There’s a lot of talk about White Man’s Burden today. True. It was the burden of white men to abolish slavery worldwide. Because nobody else did it. Buddhists didn’t do it. Hindus didn’t do it. Shintoists didn’t do it. Mohammedans absolutely adore slavery. Only Europeans did. Of course they did it for their own benefit. The conquistadors conquered South America to get rich quick. Not to bring Spanish culture and civilization. That was simply an added benefit or side effect. The British colonized Africa just as everyone else did. A side effect was a much more peaceful continent, as warring tribes are very bad for business. Everybody gained.

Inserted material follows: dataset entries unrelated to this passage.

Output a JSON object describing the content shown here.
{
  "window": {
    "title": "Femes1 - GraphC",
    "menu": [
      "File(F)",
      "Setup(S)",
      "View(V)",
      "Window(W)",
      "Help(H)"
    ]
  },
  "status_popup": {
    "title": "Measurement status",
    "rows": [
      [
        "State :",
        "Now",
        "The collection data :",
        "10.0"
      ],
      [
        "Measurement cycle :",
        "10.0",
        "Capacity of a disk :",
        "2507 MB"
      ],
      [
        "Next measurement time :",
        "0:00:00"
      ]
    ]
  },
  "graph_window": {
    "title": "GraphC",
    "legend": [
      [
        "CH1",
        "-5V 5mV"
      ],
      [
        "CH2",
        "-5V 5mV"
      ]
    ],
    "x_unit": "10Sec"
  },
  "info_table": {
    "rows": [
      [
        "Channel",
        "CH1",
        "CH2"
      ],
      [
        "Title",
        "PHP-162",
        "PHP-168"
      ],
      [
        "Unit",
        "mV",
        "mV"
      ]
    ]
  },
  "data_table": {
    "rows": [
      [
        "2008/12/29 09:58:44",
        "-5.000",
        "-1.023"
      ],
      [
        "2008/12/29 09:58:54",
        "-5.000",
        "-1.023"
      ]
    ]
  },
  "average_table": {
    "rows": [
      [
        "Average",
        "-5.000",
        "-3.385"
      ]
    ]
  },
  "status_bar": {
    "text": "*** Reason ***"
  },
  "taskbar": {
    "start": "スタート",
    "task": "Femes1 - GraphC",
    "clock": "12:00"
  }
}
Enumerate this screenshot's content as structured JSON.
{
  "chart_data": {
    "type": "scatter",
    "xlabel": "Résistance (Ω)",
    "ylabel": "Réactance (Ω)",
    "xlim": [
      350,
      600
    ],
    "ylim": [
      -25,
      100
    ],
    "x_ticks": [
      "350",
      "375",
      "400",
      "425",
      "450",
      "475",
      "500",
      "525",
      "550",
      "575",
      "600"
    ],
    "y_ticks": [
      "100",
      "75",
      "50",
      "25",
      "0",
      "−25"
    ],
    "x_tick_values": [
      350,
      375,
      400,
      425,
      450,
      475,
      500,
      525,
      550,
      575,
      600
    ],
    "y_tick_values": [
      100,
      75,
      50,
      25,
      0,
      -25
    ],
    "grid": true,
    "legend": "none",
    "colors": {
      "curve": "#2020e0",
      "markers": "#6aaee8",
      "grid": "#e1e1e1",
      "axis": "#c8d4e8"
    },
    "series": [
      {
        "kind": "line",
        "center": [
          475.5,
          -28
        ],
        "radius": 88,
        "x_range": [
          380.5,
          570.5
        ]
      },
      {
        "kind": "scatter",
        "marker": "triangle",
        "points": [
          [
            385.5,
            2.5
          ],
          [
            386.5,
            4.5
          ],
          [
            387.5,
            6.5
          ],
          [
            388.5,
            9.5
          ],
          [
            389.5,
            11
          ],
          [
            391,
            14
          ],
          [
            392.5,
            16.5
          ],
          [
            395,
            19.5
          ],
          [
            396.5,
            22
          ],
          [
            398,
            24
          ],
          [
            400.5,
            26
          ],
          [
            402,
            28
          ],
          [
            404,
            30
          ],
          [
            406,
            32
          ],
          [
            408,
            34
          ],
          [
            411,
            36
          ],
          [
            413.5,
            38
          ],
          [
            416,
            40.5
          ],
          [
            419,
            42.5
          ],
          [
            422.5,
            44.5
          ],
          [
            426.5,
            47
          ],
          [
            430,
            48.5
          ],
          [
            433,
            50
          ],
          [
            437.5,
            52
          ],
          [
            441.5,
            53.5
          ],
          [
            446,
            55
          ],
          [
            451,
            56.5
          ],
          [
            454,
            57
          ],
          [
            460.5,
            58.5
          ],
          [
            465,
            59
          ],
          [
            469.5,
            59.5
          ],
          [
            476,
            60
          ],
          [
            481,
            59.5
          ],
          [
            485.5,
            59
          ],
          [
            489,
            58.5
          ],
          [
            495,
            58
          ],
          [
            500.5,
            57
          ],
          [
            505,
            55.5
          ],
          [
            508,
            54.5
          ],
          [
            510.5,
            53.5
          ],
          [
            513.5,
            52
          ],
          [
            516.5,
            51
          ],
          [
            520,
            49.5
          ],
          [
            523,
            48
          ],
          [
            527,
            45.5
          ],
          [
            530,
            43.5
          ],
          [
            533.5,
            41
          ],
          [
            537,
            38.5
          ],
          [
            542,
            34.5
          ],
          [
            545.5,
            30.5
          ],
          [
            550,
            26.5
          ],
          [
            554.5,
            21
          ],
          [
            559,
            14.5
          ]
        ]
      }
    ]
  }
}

If you visit north Mediterranean countries, you might notice lots of medieval towers in coastal areas. That was to prevent mohammedan slavers on raiding trips. Those towers were on guard 24/7 to give people warning of impending raids and offer a save refuge. Sometimes it even worked. Mohammedan slavers operated as far north as Iceland. Ireland and the south coast of England were often visited.
The biggest surprise for Livingstone was not the discovery of dark Africa. Dark Africa wasn’t dark. It wasn’t undiscovered and certainly not uninhabited. What he saw was a continent geared to one product only: slavery. Everything else was extra. The entire continent was a production line for slaves. Some black tribes specialized in catching slaves. Others provided way stations to rest slaves on the march towards the Middle East and North Africa. There was a lingua franca: Arabic. Everywhere he met Arabs who were managing some part of the slave network. His black guides and carriers all spoke Arabic. Livingstone didn’t have any maps. That’s why he went there to create them. Only to discover that the dark ‘undiscovered’ continent was much more of a busy company or factory entirely dedicated to slavery. Corporate headquarters were in Zanzibar. If you look at the map, you’ll see Zanzibar is very close to South Africa. Everything in Africa south of the Sahara was run like a colonial slavery empire by the Arabs. In reality, Arabs had colonized Africa long before and ran it as a merchant empire. What they didn’t do was shout it from the rooftops. They kept it secret for centuries. That was Livingstone’s surprise and his real discovery.
In West Africa they had sales offices for the export. That’s where European nations bought their African slaves. Most often trade was done not by Africans, but by Arabs. Those Arabs were able to speak the languages of the Western countries better, and after all: they managed the entire network. So why shouldn’t they do the sales bit?
For every slave that sailed across the Atlantic, at least three marched to the Middle East or North Africa. Why you see so many black people in the Americas and not in the Middle East and North Africa? A simple matter of management. The Europeans took much better care of their property. That made good business sense too: if you allow your slaves to breed you get the offspring for free. African slaves marched north were not so lucky. They were worked to death. Literally. Breeding was not on the Arab agenda. They simply marched a couple of slaves more, if they needed them.
Think about that when you hear White Lives Don’t Matter advocates whining about inequality and financial apologies.